20.02.2008 · Das Deutsche Zentralinstitut für soziale Fragen hat dem deutschen Ableger des UN-Kinderhilfswerks Unicef das DZI-Spendensiegel aberkannt. Die Organisation habe in mehreren Punkten gegen die Standards verstoßen, teilte das Institut mit.
Dem Kinderhilfswerk Unicef wird das Spendensiegel aberkannt. Die Hilfsorganisation habe in mehreren Punkten gegen die erforderlichen Standards verstoßen, teilte das für die Vergabe von Spendensiegeln zuständige Deutsche Zentralinstitut für soziale Fragen (DZI) am Mittwoch in Berlin mit.
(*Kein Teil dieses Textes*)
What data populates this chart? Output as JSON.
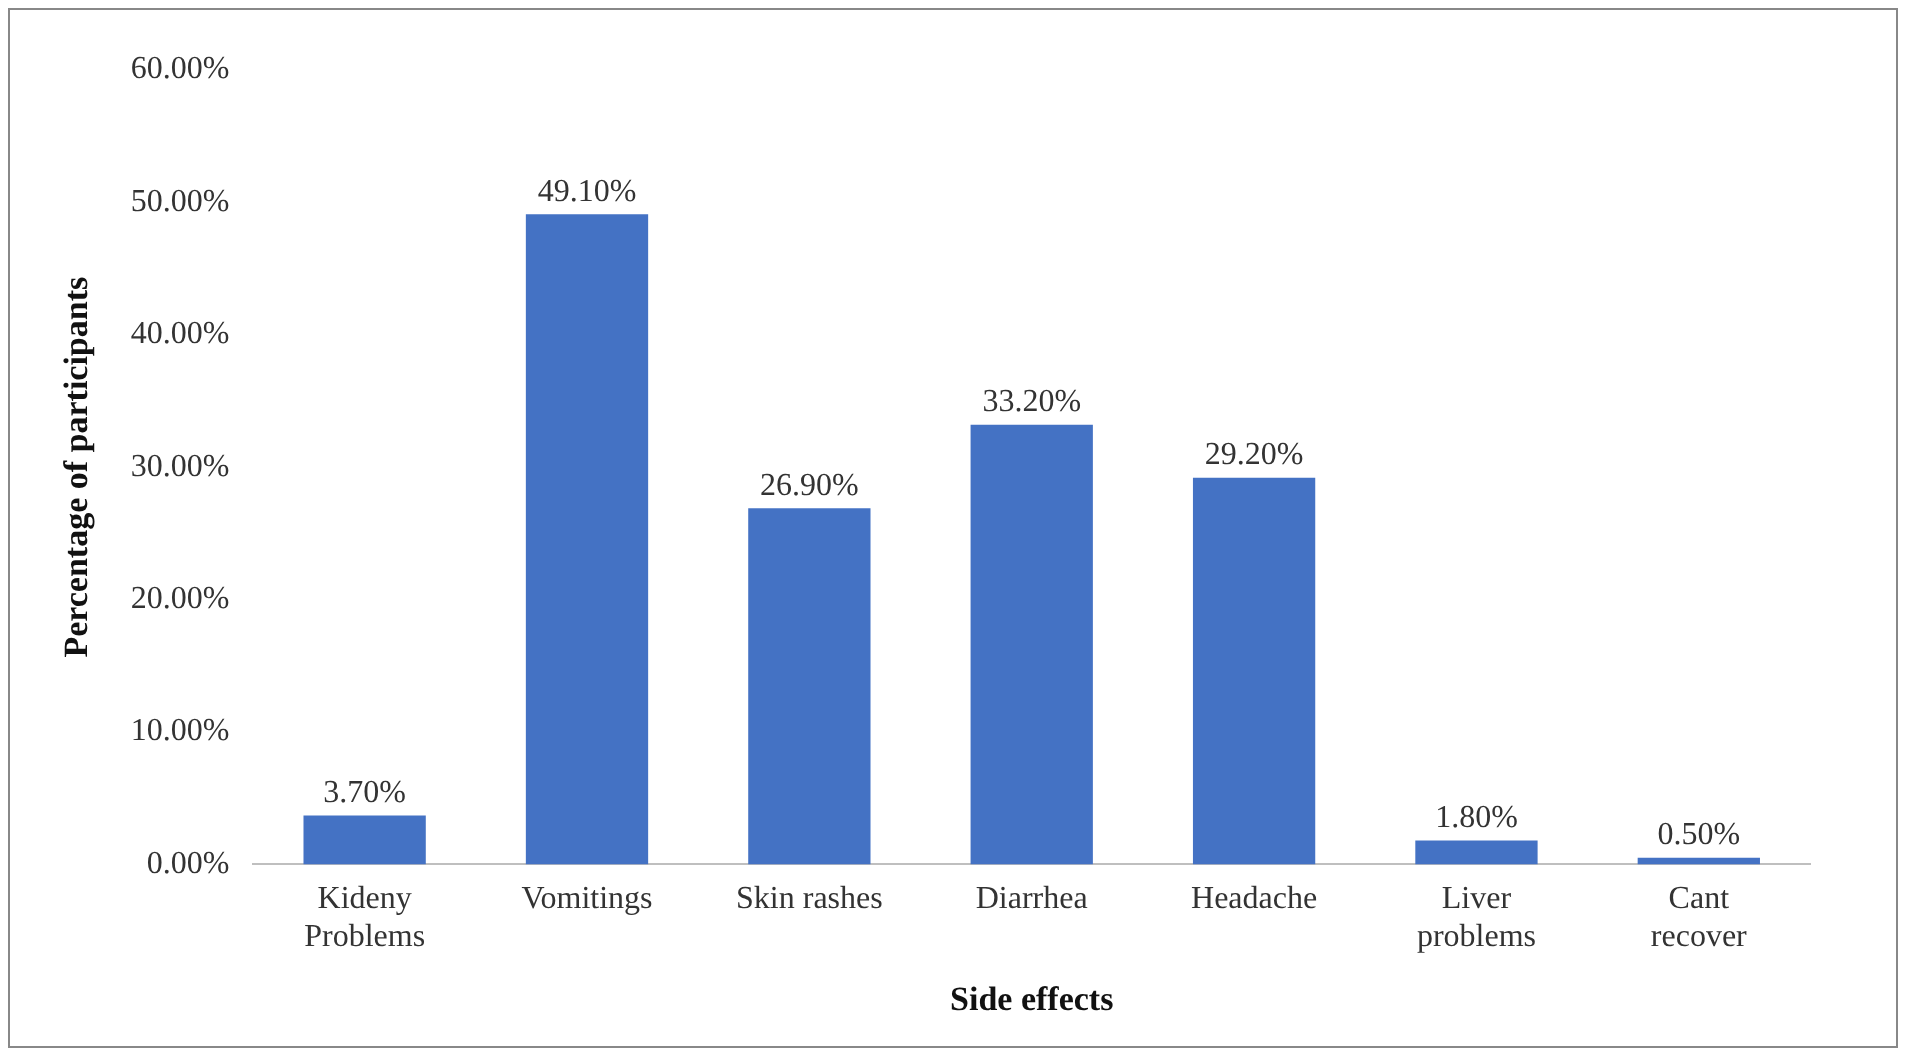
{
  "chart_data": {
    "type": "bar",
    "xlabel": "Side effects",
    "ylabel": "Percentage of participants",
    "categories": [
      "Kideny Problems",
      "Vomitings",
      "Skin rashes",
      "Diarrhea",
      "Headache",
      "Liver problems",
      "Cant recover"
    ],
    "values": [
      3.7,
      49.1,
      26.9,
      33.2,
      29.2,
      1.8,
      0.5
    ],
    "value_labels": [
      "3.70%",
      "49.10%",
      "26.90%",
      "33.20%",
      "29.20%",
      "1.80%",
      "0.50%"
    ],
    "color": "#4472c4",
    "ylim": [
      0,
      60
    ],
    "yticks": [
      {
        "value": 0,
        "label": "0.00%"
      },
      {
        "value": 10,
        "label": "10.00%"
      },
      {
        "value": 20,
        "label": "20.00%"
      },
      {
        "value": 30,
        "label": "30.00%"
      },
      {
        "value": 40,
        "label": "40.00%"
      },
      {
        "value": 50,
        "label": "50.00%"
      },
      {
        "value": 60,
        "label": "60.00%"
      }
    ],
    "grid": false,
    "legend": false
  }
}
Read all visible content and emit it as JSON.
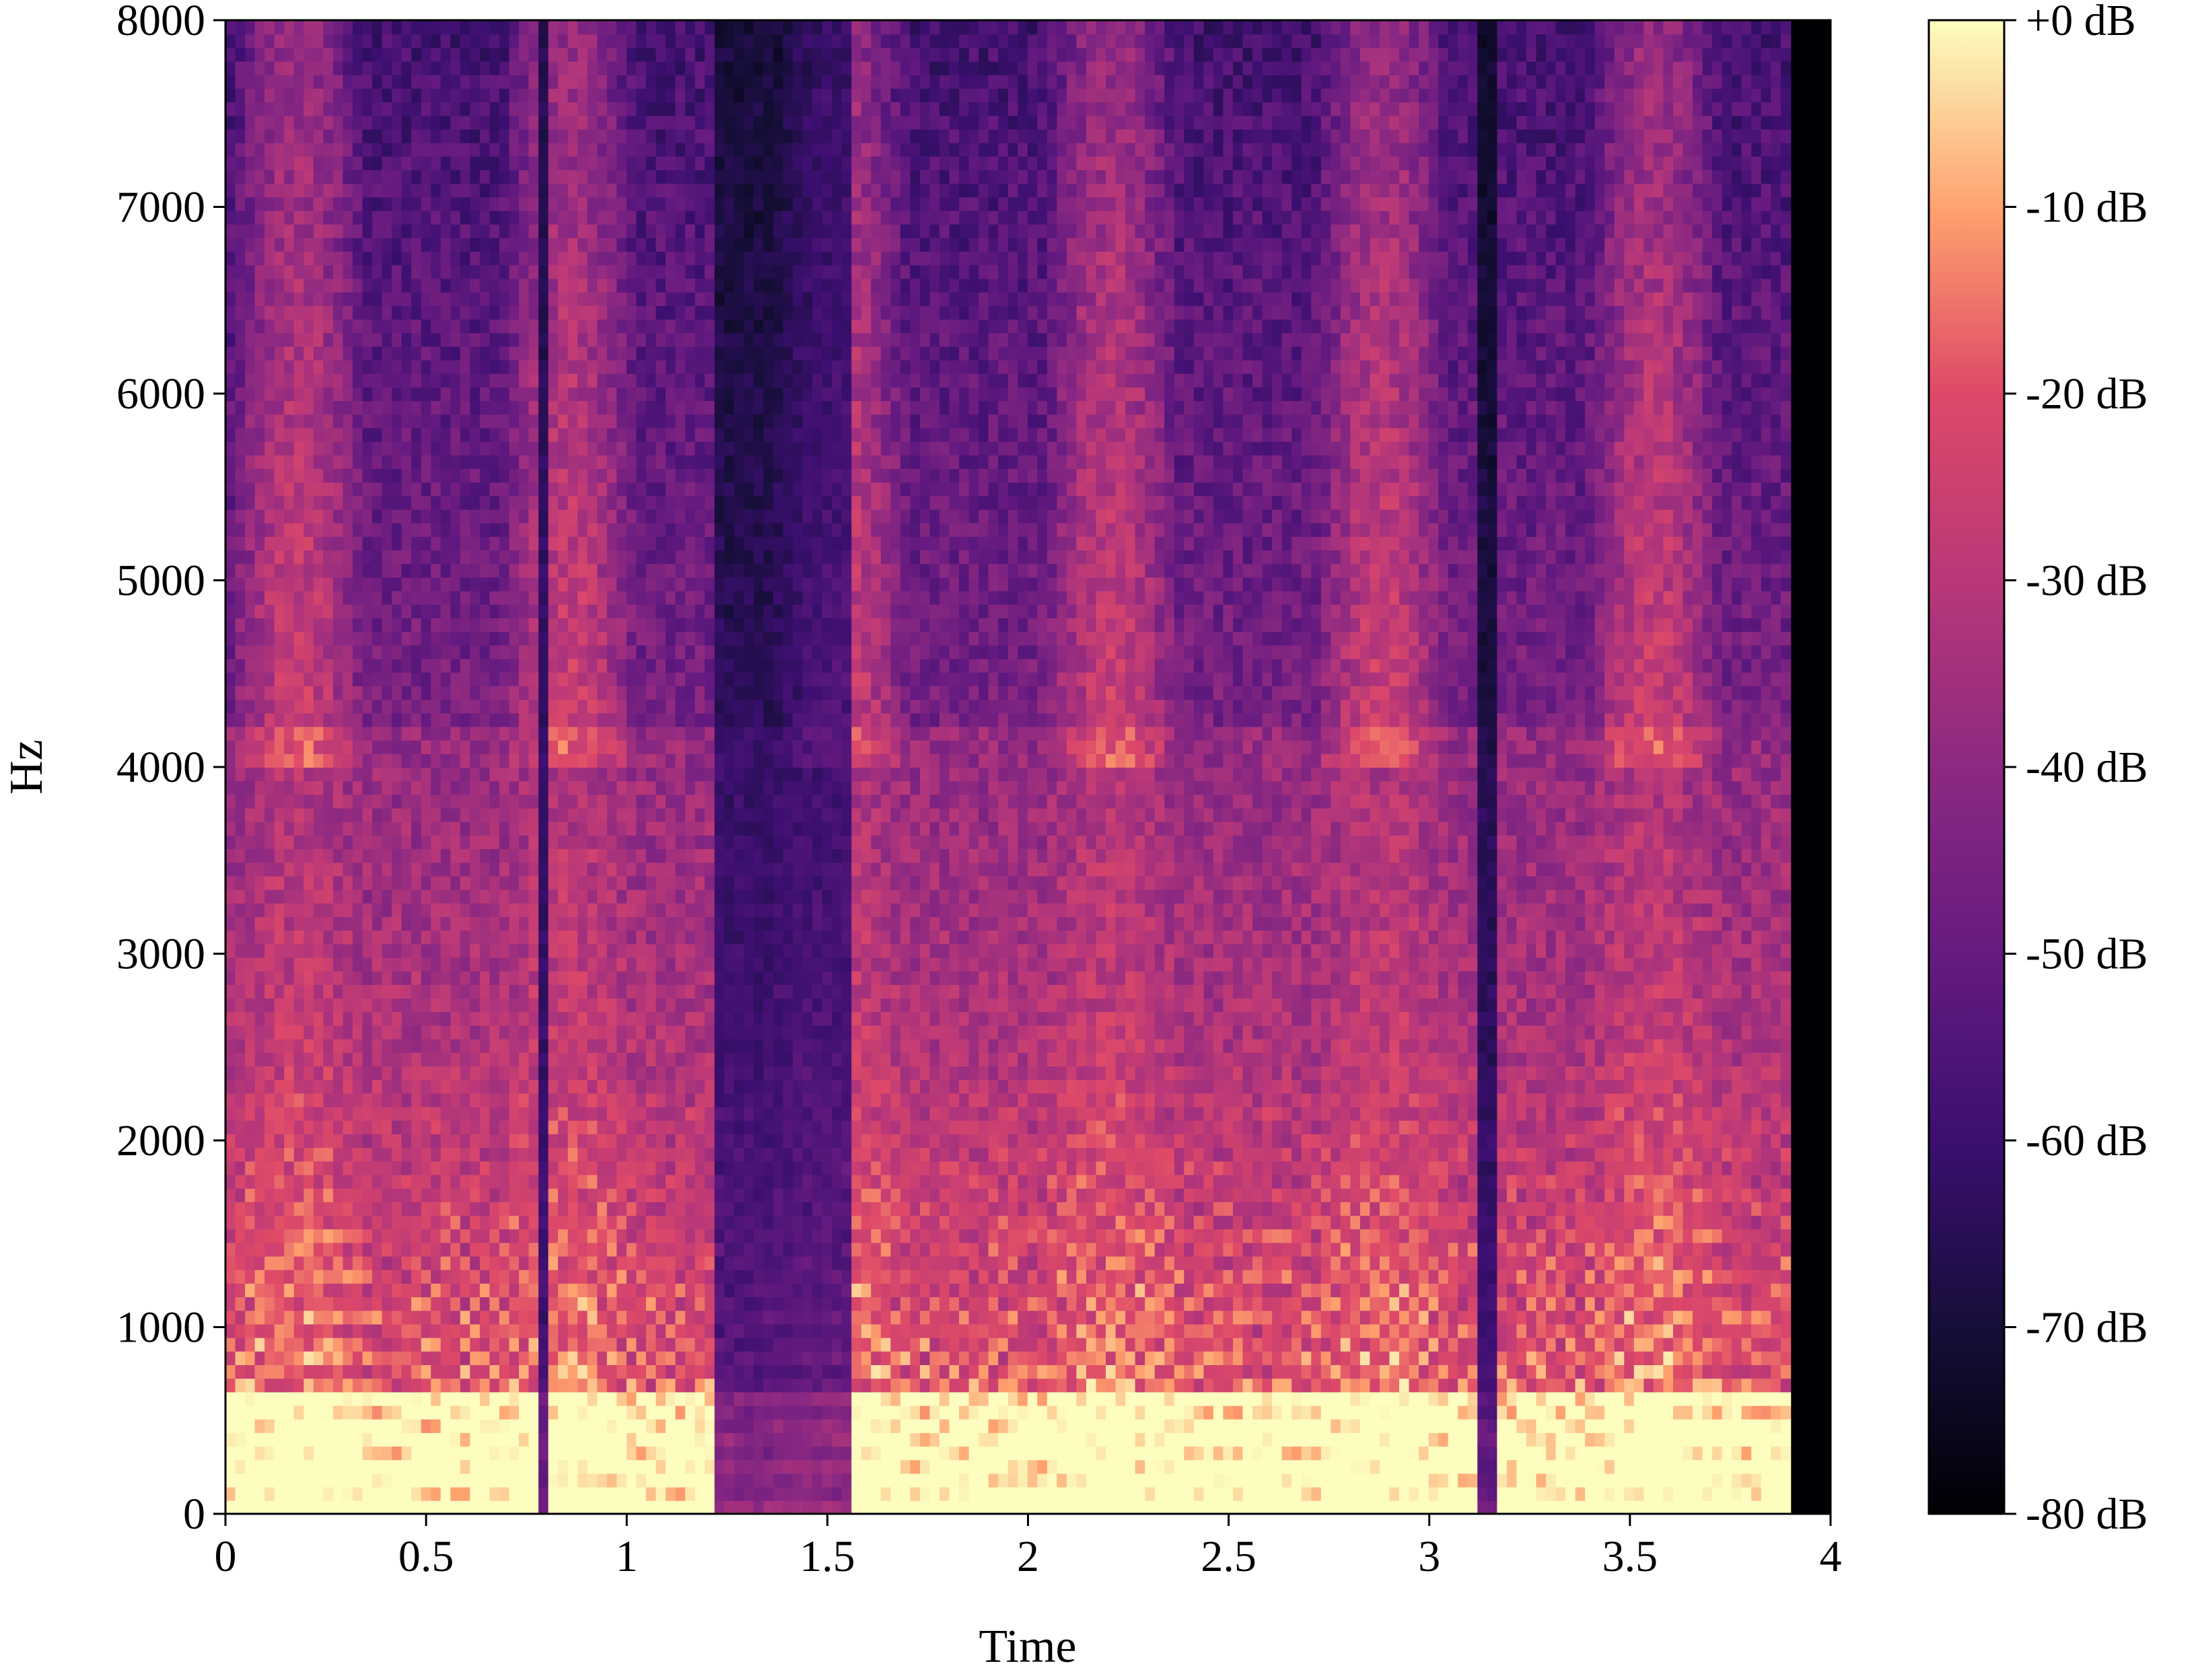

So habe Unicef Deutschland dem DZI die Zahlung von Provisionen an Spendenwerber trotz entsprechender Fragen im jährlichen Prüfungsverfahren verschwiegen. Tatsächlich habe die Organisation zwischen 2004 und 2007 drei professionelle Spendenwerber (Fundraiser) erfolgsabhängig bezahlt. Mit den unzutreffenden Angaben habe Unicef gegen die in den Spendensiegel-Kriterien verankerte Darlegungspflicht verstoßen. Das sei besonders schwerwiegend, weil Unicef im Zusammenhang mit den Provisionszahlungen weitere Verstöße gegen die Spendensiegel-Standards begangen habe. Zudem seien die Antworten von Unicef im Rahmen der Nachprüfung des DZI nicht von uneingeschränkter Offenheit getragen gewesen, sondern trügen zum Teil eher zur Verschleierung der tatsächlichen Sachverhalte bei, hieß es weiter. Nach Einschätzung des DZI müssen die Management-, Leitungs- und Aufsichtsstruktur von Unicef Deutschland durchgreifend verbessert werden, damit sich derartige Fehler nicht wiederholen.
Unicef will Spendensiegel zurückgewinnen
Die Organisation will das verlorene Spendensiegel nach den Worten ihres Vorsitzenden Reinhard Schlagintweit so schnell wie möglich zurückgewinnen. Für das nächste Jahr werde Unicef das Siegel wieder beantragen. „Und ich bin auch sicher, dass wir das dann sofort wiederbekommen werden, so wie wir es in der Vergangenheit ja auch immer gehabt haben“, sagte Schlagintweit am Mittwoch in Köln. Auf die Frage, ob die Aberkennung zurecht erfolgt sei, sagte er: „Im Grunde haben die Leute recht, wenn sie sagen: Dies sind unsere Normen, die habt ihr nicht eingehalten - jetzt ziehen wir die Konsequenzen.“
Dennoch sei er schockiert, sagte Schlagintweit. Der Schaden werde beträchtlich sein. Er zweifle aber nicht daran, dass Unicef die Krise überstehen werde. „Mit neuen Köpfen werden wir das Vertrauen der Öffentlichkeit in vollem Umfang zurückgewinnen“, sagte Schlagintweit. „Unicef wird das überwinden. Wir wissen, dass wir viele Freunde haben.“
Die deutsche Sektion der UN-Hilfsorganisation steht seit Wochen wegen des Verdachts der nicht ordnungsgemäßen Verwendung von Spendengeldern in der Kritik. Im Zuge der Affäre haben die Unicef-Vorsitzende Heide Simonis und der langjährige Geschäftsführer Dietrich Garlichs ihre Posten aufgegeben. Das Spendensiegel des unabhängigen Deutschen Zentralinstituts für soziale Fragen (DZI) bescheinigt Hilfsorganisationen seriöses Wirtschaften und eine ordnungsgemäße Verwendung der eingegangenen Spenden. Eine Organisation kann nach dem Entzug des Spendensiegels nach Ablauf eines vollständigen Geschäftsjahres das Siegel abermals beantragen.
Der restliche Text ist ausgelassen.